The major risk factor for mesothelioma is asbestos exposure. Between 80 to 90 percent of people diagnosed with mesothelioma have been exposed to asbestos, which is a group of natural minerals found in the earth. Asbestos was once commonly added to cement, insulation, roof shingles, and other products because of its strong, flexible fibers and fire-proof properties.
People involved in making products containing asbestos or installing or maintaining these products can breathe in or swallow the asbestos fibers. These fibers can also be carried in asbestos dust on clothing or personal items, exposing family members of the workers to potentially high levels of the minerals. A substantial number of people who develop mesothelioma have been exposed to asbestos and that is why it is very important to always wear protective gear and follow safety precautions when working with asbestos.
Other factors that can raise a person’s risk of developing mesothelioma include smoking, radiation exposure and genetics. About 1% of people with mesothelioma have inherited mesothelioma, meaning the risk of developing the disease was passed from parent to child within a family. Usually, it is due to a mutation. Radiation exposure may cause mesothelioma, such as when a patient has previously received radiation therapy for lymphoma.
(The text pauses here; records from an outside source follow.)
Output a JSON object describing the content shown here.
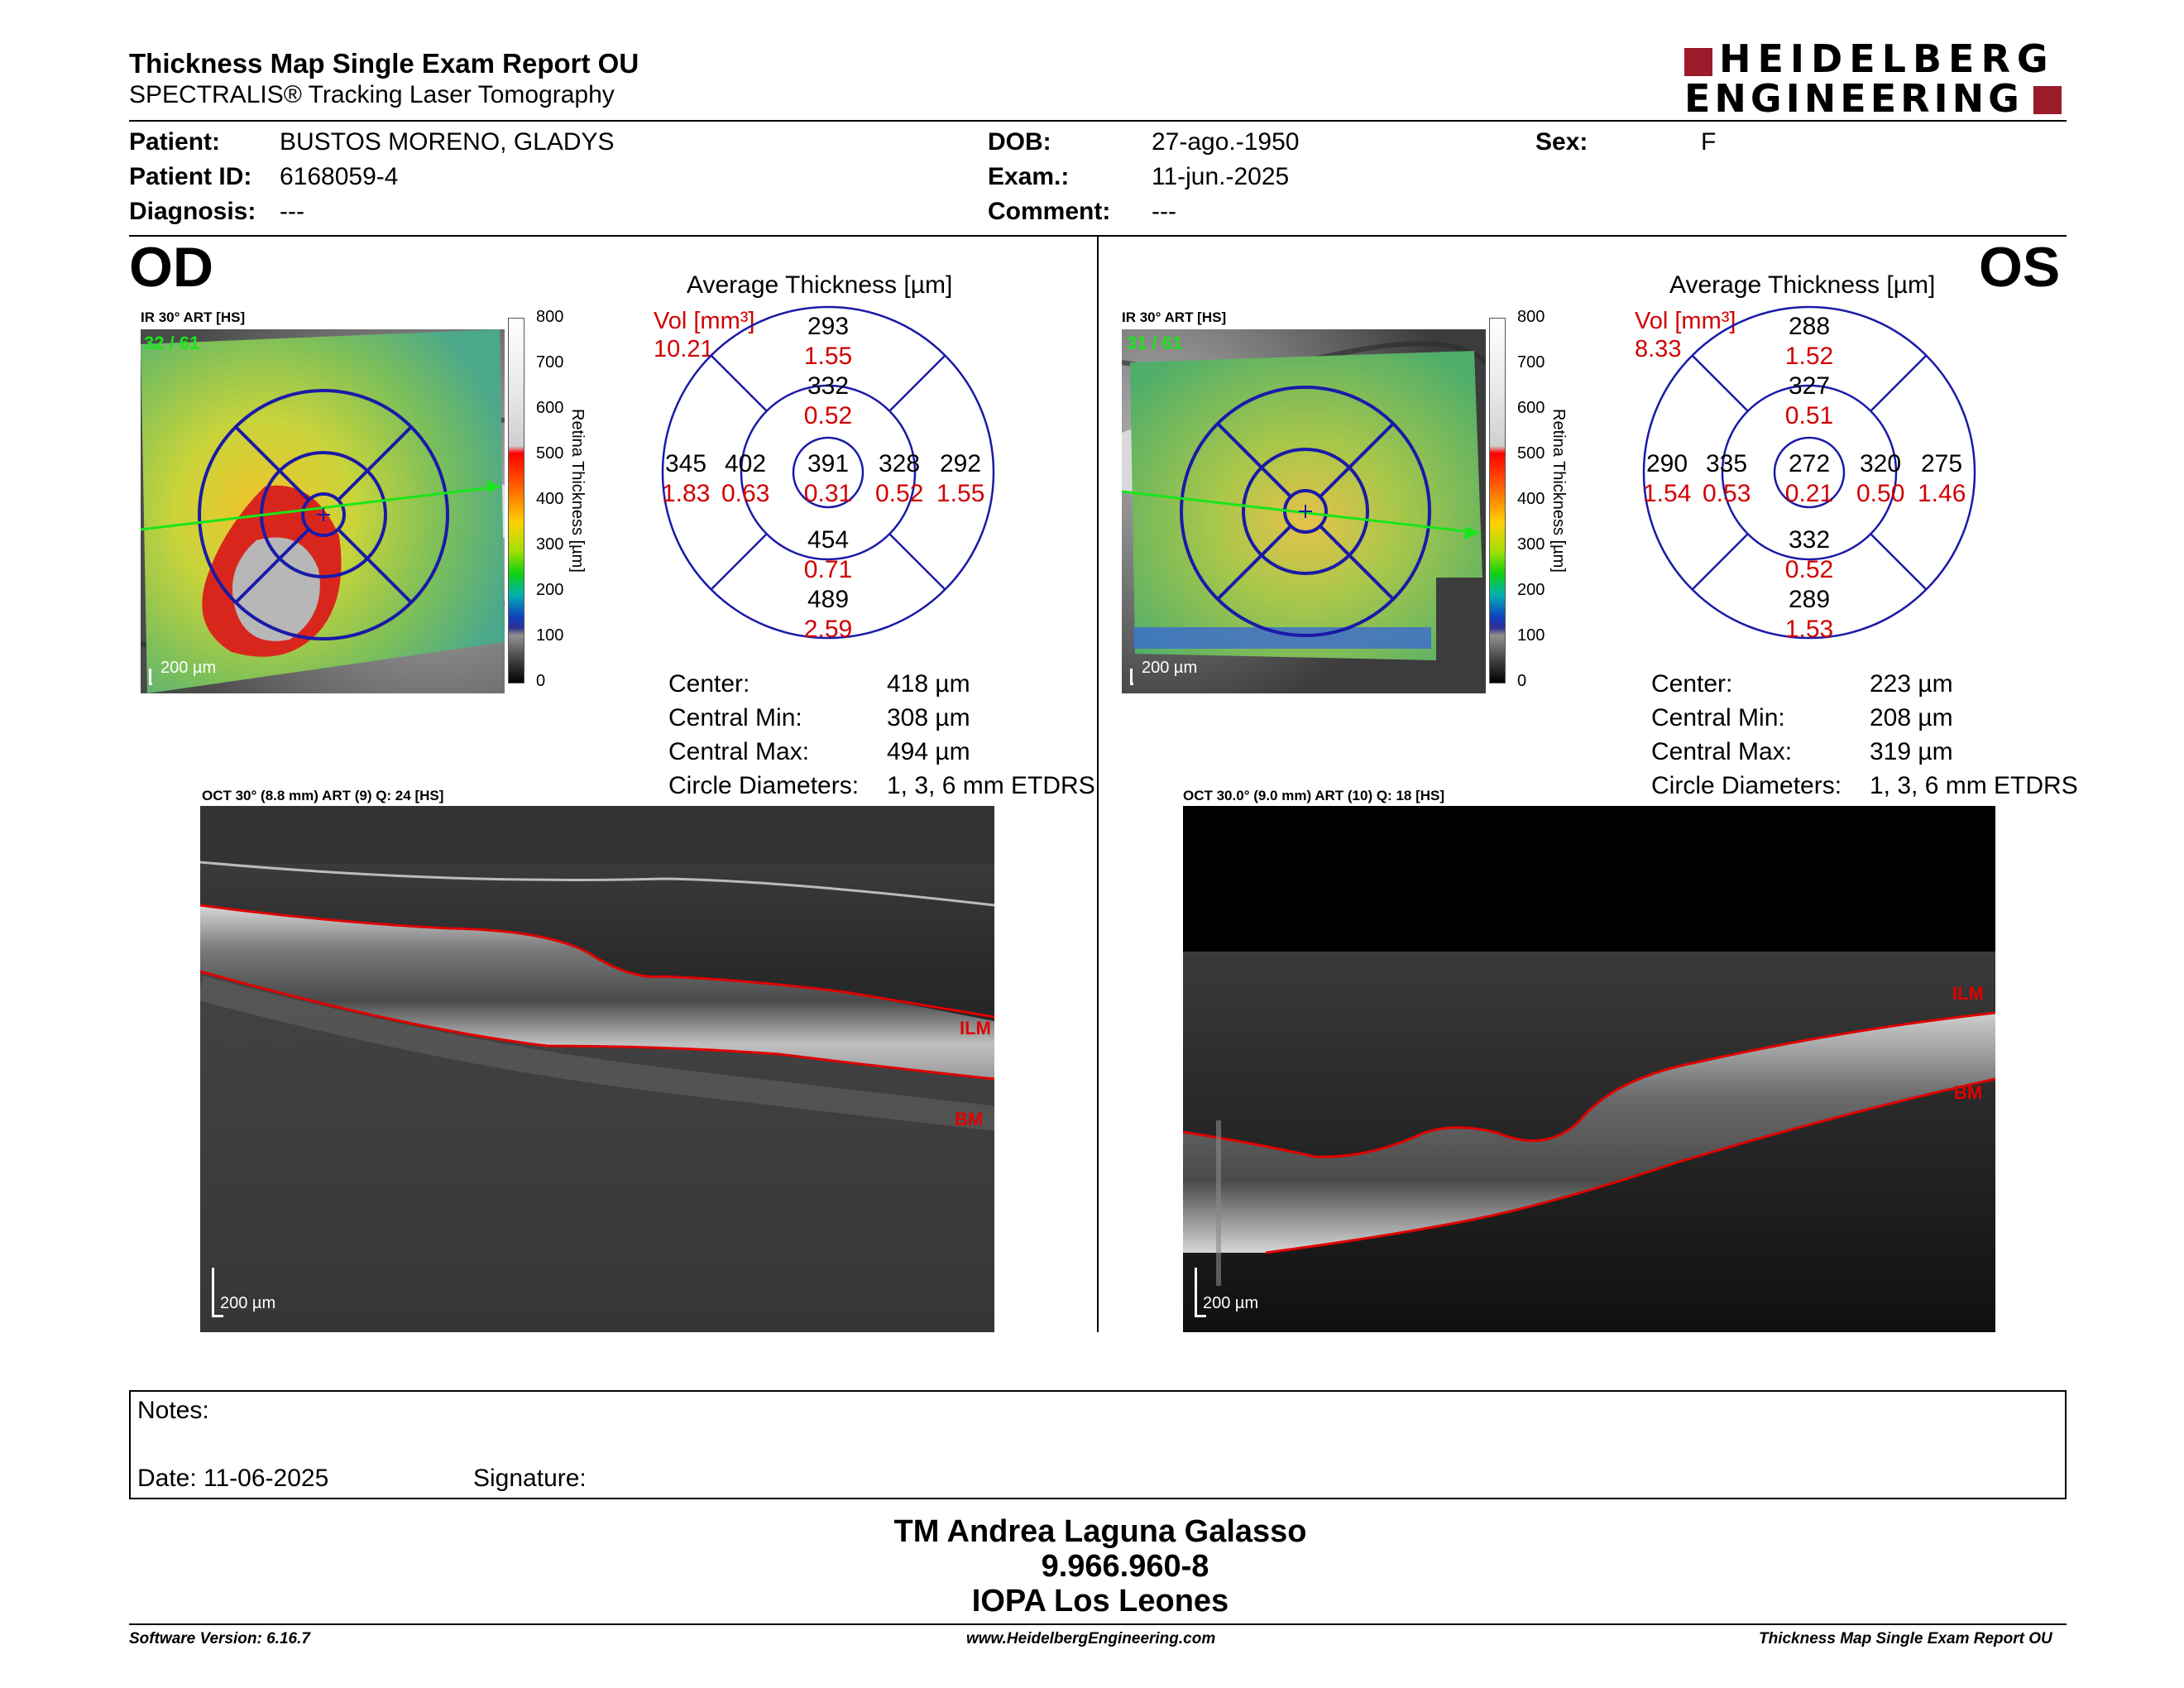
{
  "header": {
    "title": "Thickness Map Single Exam Report OU",
    "subtitle": "SPECTRALIS® Tracking Laser Tomography",
    "logo_line1": "HEIDELBERG",
    "logo_line2": "ENGINEERING"
  },
  "patient": {
    "patient_label": "Patient:",
    "patient_value": "BUSTOS MORENO, GLADYS",
    "id_label": "Patient ID:",
    "id_value": "6168059-4",
    "diagnosis_label": "Diagnosis:",
    "diagnosis_value": "---",
    "dob_label": "DOB:",
    "dob_value": "27-ago.-1950",
    "exam_label": "Exam.:",
    "exam_value": "11-jun.-2025",
    "comment_label": "Comment:",
    "comment_value": "---",
    "sex_label": "Sex:",
    "sex_value": "F"
  },
  "scale": {
    "ticks": [
      "800",
      "700",
      "600",
      "500",
      "400",
      "300",
      "200",
      "100",
      "0"
    ],
    "title": "Retina Thickness [µm]"
  },
  "od": {
    "eye": "OD",
    "ir_label": "IR 30° ART [HS]",
    "ir_count": "32 / 61",
    "scalebar": "200 µm",
    "avg_title": "Average Thickness [µm]",
    "vol_label": "Vol [mm³]",
    "vol_value": "10.21",
    "grid": {
      "outer_sup": "293",
      "outer_sup_vol": "1.55",
      "inner_sup": "332",
      "inner_sup_vol": "0.52",
      "outer_temp": "345",
      "outer_temp_vol": "1.83",
      "inner_temp": "402",
      "inner_temp_vol": "0.63",
      "center": "391",
      "center_vol": "0.31",
      "inner_nas": "328",
      "inner_nas_vol": "0.52",
      "outer_nas": "292",
      "outer_nas_vol": "1.55",
      "inner_inf": "454",
      "inner_inf_vol": "0.71",
      "outer_inf": "489",
      "outer_inf_vol": "2.59"
    },
    "stats": {
      "center_label": "Center:",
      "center_value": "418 µm",
      "min_label": "Central Min:",
      "min_value": "308 µm",
      "max_label": "Central Max:",
      "max_value": "494 µm",
      "diam_label": "Circle Diameters:",
      "diam_value": "1, 3, 6 mm ETDRS"
    },
    "oct_label": "OCT 30° (8.8 mm) ART (9) Q: 24 [HS]",
    "ilm": "ILM",
    "bm": "BM",
    "oct_scalebar": "200 µm"
  },
  "os": {
    "eye": "OS",
    "ir_label": "IR 30° ART [HS]",
    "ir_count": "31 / 61",
    "scalebar": "200 µm",
    "avg_title": "Average Thickness [µm]",
    "vol_label": "Vol [mm³]",
    "vol_value": "8.33",
    "grid": {
      "outer_sup": "288",
      "outer_sup_vol": "1.52",
      "inner_sup": "327",
      "inner_sup_vol": "0.51",
      "outer_temp": "290",
      "outer_temp_vol": "1.54",
      "inner_temp": "335",
      "inner_temp_vol": "0.53",
      "center": "272",
      "center_vol": "0.21",
      "inner_nas": "320",
      "inner_nas_vol": "0.50",
      "outer_nas": "275",
      "outer_nas_vol": "1.46",
      "inner_inf": "332",
      "inner_inf_vol": "0.52",
      "outer_inf": "289",
      "outer_inf_vol": "1.53"
    },
    "stats": {
      "center_label": "Center:",
      "center_value": "223 µm",
      "min_label": "Central Min:",
      "min_value": "208 µm",
      "max_label": "Central Max:",
      "max_value": "319 µm",
      "diam_label": "Circle Diameters:",
      "diam_value": "1, 3, 6 mm ETDRS"
    },
    "oct_label": "OCT 30.0° (9.0 mm) ART (10) Q: 18 [HS]",
    "ilm": "ILM",
    "bm": "BM",
    "oct_scalebar": "200 µm"
  },
  "notes": {
    "notes_label": "Notes:",
    "date_label": "Date: 11-06-2025",
    "signature_label": "Signature:"
  },
  "signer": {
    "name": "TM Andrea Laguna Galasso",
    "id": "9.966.960-8",
    "org": "IOPA Los Leones"
  },
  "footer": {
    "software": "Software Version: 6.16.7",
    "website": "www.HeidelbergEngineering.com",
    "report": "Thickness Map Single Exam Report OU"
  },
  "colors": {
    "grid_blue": "#1a1aa8",
    "vol_red": "#d00000",
    "logo_red": "#9b1b2a",
    "ilm_red": "#e00000",
    "scan_green": "#19e619"
  }
}
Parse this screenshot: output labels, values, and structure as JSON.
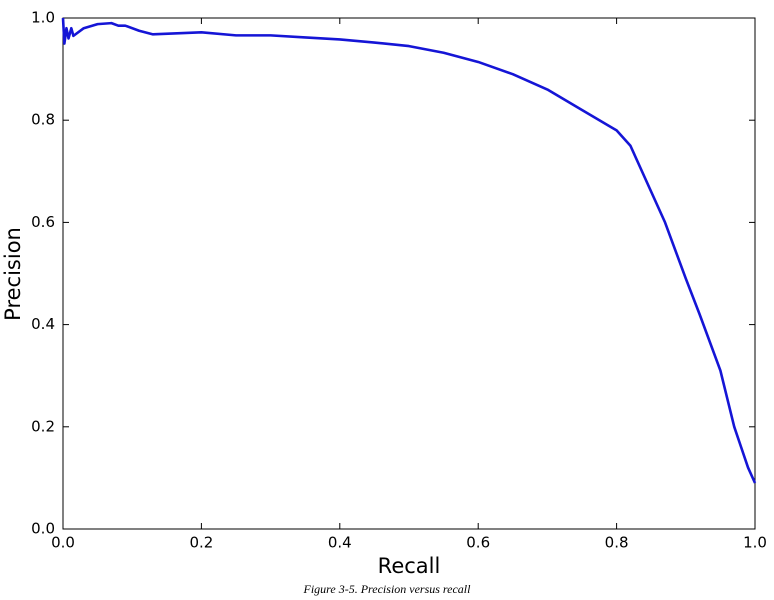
{
  "chart_data": {
    "type": "line",
    "xlabel": "Recall",
    "ylabel": "Precision",
    "caption": "Figure 3-5. Precision versus recall",
    "x": [
      0,
      0.002,
      0.005,
      0.008,
      0.012,
      0.015,
      0.03,
      0.05,
      0.07,
      0.08,
      0.09,
      0.11,
      0.13,
      0.2,
      0.25,
      0.3,
      0.35,
      0.4,
      0.45,
      0.5,
      0.55,
      0.6,
      0.65,
      0.7,
      0.75,
      0.8,
      0.82,
      0.85,
      0.87,
      0.9,
      0.92,
      0.95,
      0.97,
      0.98,
      0.99,
      1.0
    ],
    "series": [
      {
        "name": "Precision",
        "color": "#1515d6",
        "values": [
          1.0,
          0.95,
          0.98,
          0.96,
          0.98,
          0.965,
          0.98,
          0.988,
          0.99,
          0.985,
          0.985,
          0.975,
          0.968,
          0.972,
          0.966,
          0.966,
          0.962,
          0.958,
          0.952,
          0.945,
          0.932,
          0.914,
          0.89,
          0.86,
          0.82,
          0.78,
          0.75,
          0.66,
          0.6,
          0.49,
          0.42,
          0.31,
          0.2,
          0.16,
          0.12,
          0.09
        ]
      }
    ],
    "xlim": [
      0,
      1
    ],
    "ylim": [
      0,
      1
    ],
    "xticks": [
      {
        "value": 0,
        "label": "0.0"
      },
      0.2,
      0.4,
      0.6,
      0.8,
      {
        "value": 1,
        "label": "1.0"
      }
    ],
    "yticks": [
      {
        "value": 0,
        "label": "0.0"
      },
      0.2,
      0.4,
      0.6,
      0.8,
      {
        "value": 1,
        "label": "1.0"
      }
    ],
    "grid": false
  }
}
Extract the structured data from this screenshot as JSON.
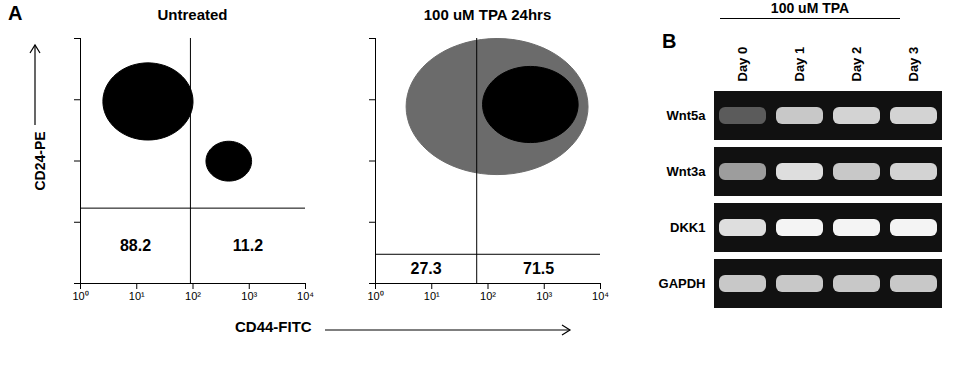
{
  "chart_data": [
    {
      "type": "scatter",
      "panel": "A",
      "title": "Untreated",
      "xlabel": "CD44-FITC",
      "ylabel": "CD24-PE",
      "log": true,
      "tick_labels": "x",
      "xlim": [
        1,
        10000
      ],
      "ylim": [
        1,
        10000
      ],
      "xticks": [
        {
          "value": 1,
          "label": "10⁰"
        },
        {
          "value": 10,
          "label": "10¹"
        },
        {
          "value": 100,
          "label": "10²"
        },
        {
          "value": 1000,
          "label": "10³"
        },
        {
          "value": 10000,
          "label": "10⁴"
        }
      ],
      "yticks": [
        1,
        10,
        100,
        1000,
        10000
      ],
      "gates": {
        "x": 90,
        "y": 17
      },
      "quadrant_percentages": {
        "lower_left": 88.2,
        "lower_right": 11.2
      },
      "populations": [
        {
          "x": [
            2.5,
            100
          ],
          "y": [
            220,
            4000
          ],
          "color": "#000000"
        },
        {
          "x": [
            170,
            1100
          ],
          "y": [
            47,
            210
          ],
          "color": "#000000"
        }
      ]
    },
    {
      "type": "scatter",
      "title": "100 uM TPA 24hrs",
      "log": true,
      "tick_labels": "x",
      "xlim": [
        1,
        10000
      ],
      "ylim": [
        1,
        10000
      ],
      "xticks": [
        {
          "value": 1,
          "label": "10⁰"
        },
        {
          "value": 10,
          "label": "10¹"
        },
        {
          "value": 100,
          "label": "10²"
        },
        {
          "value": 1000,
          "label": "10³"
        },
        {
          "value": 10000,
          "label": "10⁴"
        }
      ],
      "yticks": [
        1,
        10,
        100,
        1000,
        10000
      ],
      "gates": {
        "x": 63,
        "y": 3
      },
      "quadrant_percentages": {
        "lower_left": 27.3,
        "lower_right": 71.5
      },
      "populations": [
        {
          "x": [
            3.5,
            6000
          ],
          "y": [
            60,
            10000
          ],
          "color": "#6b6b6b"
        },
        {
          "x": [
            80,
            4000
          ],
          "y": [
            200,
            3500
          ],
          "color": "#000000"
        }
      ]
    },
    {
      "type": "gel",
      "panel": "B",
      "title": "100 uM TPA",
      "lanes": [
        "Day 0",
        "Day 1",
        "Day 2",
        "Day 3"
      ],
      "intensity_range": [
        0,
        1
      ],
      "rows": [
        {
          "name": "Wnt5a",
          "intensity": [
            0.3,
            0.8,
            0.85,
            0.85
          ]
        },
        {
          "name": "Wnt3a",
          "intensity": [
            0.6,
            0.9,
            0.8,
            0.85
          ]
        },
        {
          "name": "DKK1",
          "intensity": [
            0.9,
            1.0,
            1.0,
            1.0
          ]
        },
        {
          "name": "GAPDH",
          "intensity": [
            0.8,
            0.8,
            0.8,
            0.8
          ]
        }
      ]
    }
  ]
}
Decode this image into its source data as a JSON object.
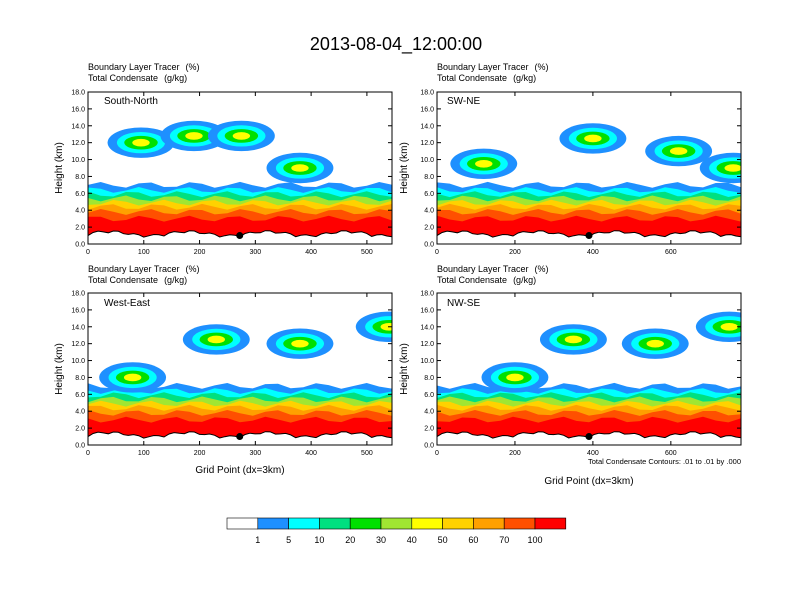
{
  "title": "2013-08-04_12:00:00",
  "panel_common": {
    "subtitle_line1": "Boundary Layer Tracer",
    "subtitle_unit1": "(%)",
    "subtitle_line2": "Total Condensate",
    "subtitle_unit2": "(g/kg)",
    "ylabel": "Height (km)",
    "xlabel": "Grid Point (dx=3km)"
  },
  "contour_note": "Total Condensate Contours: .01 to .01 by .000",
  "colors": {
    "c0": "#ffffff",
    "c1": "#1e90ff",
    "c5": "#00ffff",
    "c10": "#00e080",
    "c20": "#00e000",
    "c30": "#a0e632",
    "c40": "#ffff00",
    "c50": "#ffd200",
    "c60": "#ffa000",
    "c70": "#ff5000",
    "c100": "#ff0000",
    "terrain": "#000000",
    "marker": "#000000"
  },
  "chart_data": [
    {
      "type": "heatmap",
      "name": "South-North",
      "yticks": [
        "0.0",
        "2.0",
        "4.0",
        "6.0",
        "8.0",
        "10.0",
        "12.0",
        "14.0",
        "16.0",
        "18.0"
      ],
      "xticks": [
        "0",
        "100",
        "200",
        "300",
        "400",
        "500"
      ],
      "xlim": [
        0,
        545
      ],
      "ylim": [
        0,
        18
      ],
      "ylabel": "Height (km)",
      "marker_x": 272,
      "marker_y": 1.0,
      "cloud": [
        [
          95,
          12.0
        ],
        [
          190,
          12.8
        ],
        [
          275,
          12.8
        ],
        [
          380,
          9.0
        ]
      ]
    },
    {
      "type": "heatmap",
      "name": "SW-NE",
      "yticks": [
        "0.0",
        "2.0",
        "4.0",
        "6.0",
        "8.0",
        "10.0",
        "12.0",
        "14.0",
        "16.0",
        "18.0"
      ],
      "xticks": [
        "0",
        "200",
        "400",
        "600"
      ],
      "xlim": [
        0,
        780
      ],
      "ylim": [
        0,
        18
      ],
      "ylabel": "Height (km)",
      "marker_x": 390,
      "marker_y": 1.0,
      "cloud": [
        [
          120,
          9.5
        ],
        [
          400,
          12.5
        ],
        [
          620,
          11.0
        ],
        [
          760,
          9.0
        ]
      ]
    },
    {
      "type": "heatmap",
      "name": "West-East",
      "yticks": [
        "0.0",
        "2.0",
        "4.0",
        "6.0",
        "8.0",
        "10.0",
        "12.0",
        "14.0",
        "16.0",
        "18.0"
      ],
      "xticks": [
        "0",
        "100",
        "200",
        "300",
        "400",
        "500"
      ],
      "xlim": [
        0,
        545
      ],
      "ylim": [
        0,
        18
      ],
      "ylabel": "Height (km)",
      "xlabel": "Grid Point (dx=3km)",
      "marker_x": 272,
      "marker_y": 1.0,
      "cloud": [
        [
          80,
          8.0
        ],
        [
          230,
          12.5
        ],
        [
          380,
          12.0
        ],
        [
          540,
          14.0
        ]
      ]
    },
    {
      "type": "heatmap",
      "name": "NW-SE",
      "yticks": [
        "0.0",
        "2.0",
        "4.0",
        "6.0",
        "8.0",
        "10.0",
        "12.0",
        "14.0",
        "16.0",
        "18.0"
      ],
      "xticks": [
        "0",
        "200",
        "400",
        "600"
      ],
      "xlim": [
        0,
        780
      ],
      "ylim": [
        0,
        18
      ],
      "ylabel": "Height (km)",
      "xlabel": "Grid Point (dx=3km)",
      "marker_x": 390,
      "marker_y": 1.0,
      "cloud": [
        [
          200,
          8.0
        ],
        [
          350,
          12.5
        ],
        [
          560,
          12.0
        ],
        [
          750,
          14.0
        ]
      ]
    },
    {
      "type": "colorbar",
      "levels": [
        "1",
        "5",
        "10",
        "20",
        "30",
        "40",
        "50",
        "60",
        "70",
        "100"
      ]
    }
  ]
}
One of the best ways to prevent mesothelioma is to limit your exposure to asbestos at home, in public buildings, and at work. Workers in shipyards, power plants, chemical plants, railroad and automotive industries regularly encounter asbestos on the job. It is advisable to always perform air monitoring, complete regular assessments of asbestos risks, and communicate asbestos hazards to workers.
Lastly, anyone performing renovation work on a home should be cautious of asbestos. There is no way to tell if a product in your home contains asbestos unless you consult a professional and have samples sent to a certified laboratory for testing.